Even the most travel-hardened backpackers have been known to quake at the prospect of Italy’s rail system. With trains reliably late and frequently cancelled, you might well ask: ‘Why bother at all?’ But the answer is simple.
Italy’s stunning beauty looks pretty good from the window of a train, the fresh wind whipping your face as you whizz past ancient farmhouses and rolling hills. And with an Interrail pass, you can hop on and hop off where you choose. This guide presents an exciting route for your Italian odyssey. It comes courtesy of Oh-Florence, for holiday apartments in Florence and Rome.
Start your voyage of discovery in the seafaring city that gave birth to Christopher Columbus himself. After exploring the intriguing town, continue your journey along the breathtaking coast of Liguria, and the Cinque Terre. The views of colourful cliffside villages overlooking glittering turquoise seas will no doubt tempt you to make a few extra stops.

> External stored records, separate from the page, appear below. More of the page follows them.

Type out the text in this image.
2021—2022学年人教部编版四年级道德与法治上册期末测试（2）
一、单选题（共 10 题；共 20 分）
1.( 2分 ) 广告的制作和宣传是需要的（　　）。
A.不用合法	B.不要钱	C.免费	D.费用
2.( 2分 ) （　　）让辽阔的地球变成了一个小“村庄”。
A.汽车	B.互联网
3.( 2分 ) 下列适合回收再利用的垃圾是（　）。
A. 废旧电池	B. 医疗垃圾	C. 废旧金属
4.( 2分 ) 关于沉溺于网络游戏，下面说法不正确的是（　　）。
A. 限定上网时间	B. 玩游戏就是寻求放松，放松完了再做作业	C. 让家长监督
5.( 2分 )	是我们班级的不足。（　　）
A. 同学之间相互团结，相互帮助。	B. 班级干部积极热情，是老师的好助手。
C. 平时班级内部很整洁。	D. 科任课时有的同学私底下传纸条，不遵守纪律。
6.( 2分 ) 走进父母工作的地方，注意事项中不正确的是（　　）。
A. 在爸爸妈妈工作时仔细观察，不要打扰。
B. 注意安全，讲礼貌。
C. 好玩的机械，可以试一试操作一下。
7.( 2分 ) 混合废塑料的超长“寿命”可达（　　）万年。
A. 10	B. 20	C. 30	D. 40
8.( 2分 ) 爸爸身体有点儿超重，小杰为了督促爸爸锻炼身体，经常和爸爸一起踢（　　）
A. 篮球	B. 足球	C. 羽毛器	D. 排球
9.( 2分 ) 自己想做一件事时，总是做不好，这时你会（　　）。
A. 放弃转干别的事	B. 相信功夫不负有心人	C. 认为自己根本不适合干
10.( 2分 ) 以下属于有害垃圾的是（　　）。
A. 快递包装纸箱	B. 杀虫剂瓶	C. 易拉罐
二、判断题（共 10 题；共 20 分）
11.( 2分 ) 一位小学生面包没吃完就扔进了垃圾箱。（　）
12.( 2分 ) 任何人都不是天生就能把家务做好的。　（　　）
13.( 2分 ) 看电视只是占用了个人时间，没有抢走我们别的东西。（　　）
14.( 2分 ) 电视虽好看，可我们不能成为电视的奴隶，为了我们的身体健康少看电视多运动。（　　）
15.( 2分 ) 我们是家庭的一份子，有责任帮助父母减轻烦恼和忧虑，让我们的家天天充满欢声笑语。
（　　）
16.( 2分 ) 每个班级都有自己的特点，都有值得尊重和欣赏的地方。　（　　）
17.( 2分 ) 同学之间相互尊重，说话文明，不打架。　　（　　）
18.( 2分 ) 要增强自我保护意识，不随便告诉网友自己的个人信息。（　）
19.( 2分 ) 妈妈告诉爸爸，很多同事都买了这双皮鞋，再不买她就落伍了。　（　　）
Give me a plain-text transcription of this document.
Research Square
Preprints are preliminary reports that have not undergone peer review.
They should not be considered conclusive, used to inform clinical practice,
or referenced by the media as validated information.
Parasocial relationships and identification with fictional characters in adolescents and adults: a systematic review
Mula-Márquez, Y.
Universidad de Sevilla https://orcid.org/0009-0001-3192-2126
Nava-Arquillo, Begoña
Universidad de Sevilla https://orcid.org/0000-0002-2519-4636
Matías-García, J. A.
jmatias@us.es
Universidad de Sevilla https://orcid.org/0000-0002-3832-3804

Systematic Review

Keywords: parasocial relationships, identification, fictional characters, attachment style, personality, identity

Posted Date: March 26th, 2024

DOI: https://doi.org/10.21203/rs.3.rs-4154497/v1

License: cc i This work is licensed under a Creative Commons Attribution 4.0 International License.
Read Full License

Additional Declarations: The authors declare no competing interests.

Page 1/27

Pisa’s most obvious attraction is, of course, the Leaning Tower. Surely the world’s most celebrated construction disaster, you can find it at the Campo dei Miracoli, or Field of Miracles. If you want to take the classic ‘leaning on the tower’ trick photo, you’ll probably have to get in line!
Finally, you arrive in Italy’s hectic, hot and captivating capital. This is one for the history buffs, the Gladiator fanatics, and the food-lovers. Whichever you are, you should find plenty to please you in Rome. The shopping is great, too.
Once you leave Rome for Napoli, you’re in the South proper. Expect higher temperatures and more train delays – it’s all part of the fun! A gritty Southern city, Naples is renowned for its beautiful bay. You can use it as a base to visit the volcanically-preserved Roman town of Pompeii, then indulge in some sunbathing on the beautiful Amalfi Coast and the island of Capri.
Sicily – Palermo & Messina
Wanted to visit Sicily ever since you saw The Godfather? It’s just a short ferry ride from Salerno on the mainland to Palermo, the capital of the island. Immerse yourself in the unique Arab-Norman architecture and the laid-back lifestyle, but keep your wits about you – petty crime is rife here. Take the train towards Messina, travelling along the beautifully rugged north coast of Sicily.
Once you’re back on the mainland, you’ll find yourself in the ‘foot’ of Italy. The largely undiscovered regions of Calabria, Basilicata and Apulia together make up the distinctive toe and heel of the peninsula. The time-frozen villages and sweeping vistas are not to be missed as you travel back north towards Tuscany.
For lovers of art and history, Florence is the most important stop on the route. Generally considered the birthplace of the Renaissance, the city is home to Michelangelo’s David, Botticelli’s Venus and the stunning but neck-craning cathedral dome by Brunelleschi.
Don’t fall asleep on the train when it pulls out of Florence – otherwise you’ll miss those postcard images of Tuscan stone villas flanked by tall cypress trees. When you get to Bologna you’ll discover a city with a lively student vibe – appropriate for the home of Europe’s first university. The city also gave the world Bolognese sauce, and continues to pride itself on its local cuisine.
Even though you’ve seen the pictures, nothing can prepare you for the jolt of seeing Venice before you. A city with canals instead of roads and boats instead of cars, it can seem incredibly surreal. Not everyone falls in love with it, but you’ll give yourself more of a chance if you avoid it in high summer, when there are more tourists than water-rats.
Couples or those seeking romance may wish to visit ‘Juliet’s House,’ where Shakespeare’s tragic heroine is supposed to have lived. The city also boasts an impressive Roman amphitheatre and gorgeous medieval buildings, and a relaxed pace of life.
The last stop on this itinerary is Milan. A relatively expensive city, Milan is style-conscious and self-confident. Visitors often surprised by how un-Italian it is – this northern metropolis is a world away from the terracotta roofs and sunny siestas of the South. But give it a chance. If the fashion and industry don’t impress you, the elaborate Gothic cathedral should do the trick.